Fig. 1. Treatment of YAC128 mice with ethyl-EPA results in a mild improvement in motor function but is unable to prevent neuropathology. YAC128 and WT mice were treated with 1% ethyl-EPA in chow from 7 to 12 months of age. (A) Longitudinal analysis of open-field activity reveals significant hypoactivity in YAC128 mice compared to WT mice which is reduced by treatment with EPA. *Significant difference between untreated YAC128 and WT mice. ^#Significant difference between untreated and EPA-treated YAC128 mice. (B) At 12 months of age, EPA-treated YAC128 mice are significantly more active than untreated YAC128 mice and not significantly different from WT mice. (C) Longitudinal analysis of performance on the accelerating rotarod reveals that YAC128 mice show significant impairment compared to WT mice beginning prior to 7 months of age. While the performance of EPA-treated and untreated YAC128 mice is equal from 7 to 10 months of age, EPA-treated YAC128 mice perform better at 11 and 12 months. *Significant difference between untreated YAC128 and WT mice. ^#Significant difference between untreated and EPA-treated YAC128 mice. (D) At 12 months of age, the difference in rotarod performance between EPA-treated YAC128 mice and untreated YAC128 mice is significant. (E) To demonstrate delivery of EPA to the treated animals, red blood cell membranes were isolated and the percentage of EPA in blood was determined. In both WT and YAC128 mice, oral administration of ethyl-EPA in food resulted in increased levels of EPA in RBC membranes indicating that the treatment was successfully delivered. (F) Analysis of striatal volume revealed that YAC128 mice show a significant decrease in striatal volume at 12 months which was not improved by treatment with ethyl-EPA. N = 5 WT, 4 WT-EPA treated, 7 YAC128, 8 YAC128-EPA treated. Error bars show SEM. *P < 0.05, **P < 0.01, ***P < 0.001, ^#P < 0.05, ^##P < 0.01.

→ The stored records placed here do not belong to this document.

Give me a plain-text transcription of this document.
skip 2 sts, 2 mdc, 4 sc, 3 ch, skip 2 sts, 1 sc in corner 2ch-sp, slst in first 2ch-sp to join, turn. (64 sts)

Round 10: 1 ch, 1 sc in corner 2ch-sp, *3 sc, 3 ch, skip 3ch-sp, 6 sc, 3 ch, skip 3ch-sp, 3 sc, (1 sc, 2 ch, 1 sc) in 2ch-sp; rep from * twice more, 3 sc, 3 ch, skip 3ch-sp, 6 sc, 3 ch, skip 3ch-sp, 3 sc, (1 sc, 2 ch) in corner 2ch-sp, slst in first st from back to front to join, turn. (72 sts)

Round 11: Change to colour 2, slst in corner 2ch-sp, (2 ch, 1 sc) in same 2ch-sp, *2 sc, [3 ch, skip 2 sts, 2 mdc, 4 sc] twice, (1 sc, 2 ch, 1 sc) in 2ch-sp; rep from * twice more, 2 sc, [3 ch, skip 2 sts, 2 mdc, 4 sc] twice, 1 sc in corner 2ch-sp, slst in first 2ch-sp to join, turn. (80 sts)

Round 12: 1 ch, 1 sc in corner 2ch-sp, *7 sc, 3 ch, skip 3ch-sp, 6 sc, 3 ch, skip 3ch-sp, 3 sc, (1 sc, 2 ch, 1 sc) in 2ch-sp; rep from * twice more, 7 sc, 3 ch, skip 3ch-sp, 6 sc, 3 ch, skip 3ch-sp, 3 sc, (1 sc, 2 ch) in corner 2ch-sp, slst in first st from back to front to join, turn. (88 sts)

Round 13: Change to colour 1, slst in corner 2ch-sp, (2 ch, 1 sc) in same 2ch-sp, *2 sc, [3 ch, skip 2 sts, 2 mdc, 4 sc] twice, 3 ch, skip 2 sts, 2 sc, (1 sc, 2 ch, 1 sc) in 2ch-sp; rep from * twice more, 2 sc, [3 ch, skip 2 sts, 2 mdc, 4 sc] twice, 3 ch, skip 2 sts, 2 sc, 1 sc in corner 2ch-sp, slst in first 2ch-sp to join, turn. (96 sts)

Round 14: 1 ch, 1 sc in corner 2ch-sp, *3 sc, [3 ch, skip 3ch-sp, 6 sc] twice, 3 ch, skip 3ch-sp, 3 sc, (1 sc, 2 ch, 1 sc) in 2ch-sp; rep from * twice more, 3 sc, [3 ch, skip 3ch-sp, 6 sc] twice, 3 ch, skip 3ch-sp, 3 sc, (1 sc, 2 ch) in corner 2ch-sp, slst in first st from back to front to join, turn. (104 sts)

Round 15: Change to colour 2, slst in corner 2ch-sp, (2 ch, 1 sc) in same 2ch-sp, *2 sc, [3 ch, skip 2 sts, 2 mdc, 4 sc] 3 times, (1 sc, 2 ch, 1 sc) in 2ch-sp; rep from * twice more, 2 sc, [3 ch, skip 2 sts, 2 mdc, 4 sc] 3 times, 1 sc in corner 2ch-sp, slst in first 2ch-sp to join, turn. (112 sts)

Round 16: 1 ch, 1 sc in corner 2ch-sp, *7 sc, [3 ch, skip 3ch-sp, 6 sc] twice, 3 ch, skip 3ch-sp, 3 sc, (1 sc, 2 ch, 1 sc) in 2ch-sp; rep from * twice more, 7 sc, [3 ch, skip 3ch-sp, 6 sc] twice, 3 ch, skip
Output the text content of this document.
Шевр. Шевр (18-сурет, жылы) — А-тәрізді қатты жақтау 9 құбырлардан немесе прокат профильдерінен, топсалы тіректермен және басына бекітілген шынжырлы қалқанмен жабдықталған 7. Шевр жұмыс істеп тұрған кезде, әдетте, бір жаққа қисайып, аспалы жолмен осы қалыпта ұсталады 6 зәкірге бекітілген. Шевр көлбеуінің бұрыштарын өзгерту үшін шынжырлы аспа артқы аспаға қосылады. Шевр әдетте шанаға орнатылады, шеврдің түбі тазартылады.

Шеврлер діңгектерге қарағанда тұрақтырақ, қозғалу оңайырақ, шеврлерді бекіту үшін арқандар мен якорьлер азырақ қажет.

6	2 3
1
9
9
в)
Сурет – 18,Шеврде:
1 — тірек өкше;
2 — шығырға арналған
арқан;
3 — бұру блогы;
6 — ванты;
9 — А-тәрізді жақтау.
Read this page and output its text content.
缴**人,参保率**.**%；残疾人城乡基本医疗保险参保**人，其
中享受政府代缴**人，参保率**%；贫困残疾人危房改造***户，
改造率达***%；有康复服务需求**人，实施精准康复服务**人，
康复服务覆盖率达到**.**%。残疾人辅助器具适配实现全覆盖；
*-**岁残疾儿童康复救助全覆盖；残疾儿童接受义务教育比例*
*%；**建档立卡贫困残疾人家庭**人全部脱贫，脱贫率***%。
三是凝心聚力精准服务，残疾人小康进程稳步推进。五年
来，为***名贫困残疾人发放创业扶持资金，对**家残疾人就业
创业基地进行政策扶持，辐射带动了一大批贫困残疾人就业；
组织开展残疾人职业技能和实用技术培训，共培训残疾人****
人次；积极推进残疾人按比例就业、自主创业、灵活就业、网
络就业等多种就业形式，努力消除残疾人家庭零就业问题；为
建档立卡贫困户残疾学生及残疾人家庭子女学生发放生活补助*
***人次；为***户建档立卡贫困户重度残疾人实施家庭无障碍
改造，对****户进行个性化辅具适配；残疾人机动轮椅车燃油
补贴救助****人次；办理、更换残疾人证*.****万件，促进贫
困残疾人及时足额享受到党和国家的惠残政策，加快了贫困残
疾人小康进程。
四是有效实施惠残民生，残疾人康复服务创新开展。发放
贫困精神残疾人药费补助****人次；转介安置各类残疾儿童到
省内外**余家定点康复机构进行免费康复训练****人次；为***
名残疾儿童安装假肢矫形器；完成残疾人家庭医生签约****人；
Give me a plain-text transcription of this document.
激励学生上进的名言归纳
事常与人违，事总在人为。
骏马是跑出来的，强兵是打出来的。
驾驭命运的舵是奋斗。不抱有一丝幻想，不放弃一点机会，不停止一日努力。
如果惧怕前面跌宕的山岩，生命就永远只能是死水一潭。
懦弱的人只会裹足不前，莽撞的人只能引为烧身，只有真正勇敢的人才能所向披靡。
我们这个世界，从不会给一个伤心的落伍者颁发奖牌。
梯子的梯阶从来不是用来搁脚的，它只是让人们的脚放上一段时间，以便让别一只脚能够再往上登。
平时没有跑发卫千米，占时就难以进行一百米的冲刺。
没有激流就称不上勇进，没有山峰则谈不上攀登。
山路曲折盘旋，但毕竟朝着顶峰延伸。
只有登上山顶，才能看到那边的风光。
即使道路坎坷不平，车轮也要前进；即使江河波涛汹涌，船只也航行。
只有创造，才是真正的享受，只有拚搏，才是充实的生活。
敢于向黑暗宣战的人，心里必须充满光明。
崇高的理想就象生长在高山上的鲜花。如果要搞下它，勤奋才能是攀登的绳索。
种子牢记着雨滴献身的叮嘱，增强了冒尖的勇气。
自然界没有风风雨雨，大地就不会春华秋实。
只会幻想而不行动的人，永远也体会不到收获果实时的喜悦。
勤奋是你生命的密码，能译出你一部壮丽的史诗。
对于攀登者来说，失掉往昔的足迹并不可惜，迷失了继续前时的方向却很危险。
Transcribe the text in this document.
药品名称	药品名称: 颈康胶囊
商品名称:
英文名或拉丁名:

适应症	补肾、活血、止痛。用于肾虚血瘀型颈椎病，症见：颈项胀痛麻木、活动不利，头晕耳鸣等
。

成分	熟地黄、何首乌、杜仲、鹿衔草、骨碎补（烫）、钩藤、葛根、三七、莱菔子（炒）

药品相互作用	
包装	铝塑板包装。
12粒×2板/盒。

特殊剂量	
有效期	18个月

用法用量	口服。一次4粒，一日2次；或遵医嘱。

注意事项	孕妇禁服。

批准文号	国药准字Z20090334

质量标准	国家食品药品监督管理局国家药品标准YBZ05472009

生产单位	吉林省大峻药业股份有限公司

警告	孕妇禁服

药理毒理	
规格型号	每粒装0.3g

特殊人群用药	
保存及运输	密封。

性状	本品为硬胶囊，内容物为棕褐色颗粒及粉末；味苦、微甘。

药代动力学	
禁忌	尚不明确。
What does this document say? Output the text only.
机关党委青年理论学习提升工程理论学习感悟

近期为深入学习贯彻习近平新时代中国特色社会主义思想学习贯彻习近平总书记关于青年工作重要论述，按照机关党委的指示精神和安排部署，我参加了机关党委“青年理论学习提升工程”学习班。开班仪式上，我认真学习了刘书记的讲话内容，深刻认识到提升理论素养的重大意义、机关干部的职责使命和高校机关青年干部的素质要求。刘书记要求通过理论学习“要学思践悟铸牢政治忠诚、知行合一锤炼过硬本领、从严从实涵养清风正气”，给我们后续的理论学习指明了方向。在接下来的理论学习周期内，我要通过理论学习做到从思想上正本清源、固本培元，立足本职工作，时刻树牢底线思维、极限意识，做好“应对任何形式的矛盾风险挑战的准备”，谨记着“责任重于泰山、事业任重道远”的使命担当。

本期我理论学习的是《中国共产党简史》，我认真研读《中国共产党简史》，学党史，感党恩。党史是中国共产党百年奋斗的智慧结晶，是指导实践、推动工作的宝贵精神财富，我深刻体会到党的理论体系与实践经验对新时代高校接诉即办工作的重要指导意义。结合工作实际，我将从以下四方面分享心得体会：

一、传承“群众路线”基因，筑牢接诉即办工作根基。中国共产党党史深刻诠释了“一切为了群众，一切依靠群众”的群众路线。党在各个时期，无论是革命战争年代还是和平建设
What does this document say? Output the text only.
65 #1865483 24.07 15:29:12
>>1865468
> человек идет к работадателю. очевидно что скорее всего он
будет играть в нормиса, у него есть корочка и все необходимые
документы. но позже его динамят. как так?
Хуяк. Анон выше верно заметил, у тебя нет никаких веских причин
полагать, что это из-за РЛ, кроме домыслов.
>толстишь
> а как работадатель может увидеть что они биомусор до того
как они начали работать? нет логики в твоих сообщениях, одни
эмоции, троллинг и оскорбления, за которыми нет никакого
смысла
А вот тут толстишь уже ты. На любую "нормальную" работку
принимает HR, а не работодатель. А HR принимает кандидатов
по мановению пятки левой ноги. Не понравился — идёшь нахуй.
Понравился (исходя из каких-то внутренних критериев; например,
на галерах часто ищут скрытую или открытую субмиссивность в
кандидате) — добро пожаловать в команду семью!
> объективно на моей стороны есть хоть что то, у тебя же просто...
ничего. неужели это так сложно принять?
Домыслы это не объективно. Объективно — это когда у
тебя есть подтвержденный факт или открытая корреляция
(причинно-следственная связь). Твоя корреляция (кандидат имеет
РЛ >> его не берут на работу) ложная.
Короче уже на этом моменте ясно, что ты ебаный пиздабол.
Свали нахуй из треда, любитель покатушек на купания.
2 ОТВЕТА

Fig. 2. YAC128 mice show down-regulation of striatal DARPP-32 expression that is not affected by treatment with ethyl-EPA. (A–D) Photographs of representative DARPP-32-stained sections from WT (A, C) and YAC128 (B, D) mice show a clear reduction in DARPP-32 immunoreactivity in the YAC128 mice compared to WT mice. Photographs A and B were taken using the 2.5× objective (scale bar indicates 500 μm). Photographs C and D were taken using the 100× objective (scale bar indicates 20 μm). (E) Quantification of the average staining intensity in the striatum of 12-month-old mice confirms the decreased expression of DARPP-32 in YAC128 mice compared to WT mice. N = 10 WT, 10 YAC128. (F) Similarly, measurement of DARPP-32 levels by ELISA reveals a significant decrease in DARPP-32 expression in 12-month-old YAC128 mice compared to WT mice. (G) Assessment of striatal DARPP-32 expression in the ethyl-EPA therapeutic trial confirms that DARPP-32 is down-regulated in YAC128 mice compared to WT mice and shows that treatment with ethyl-EPA is unable to improve the level of DARPP-32 expression in YAC128 mice. N = 5 WT, 4 WT-EPA treated, 7 YAC128, 8 YAC128-EPA treated. Error bars show SEM. **P < 0.01, ***P < 0.001.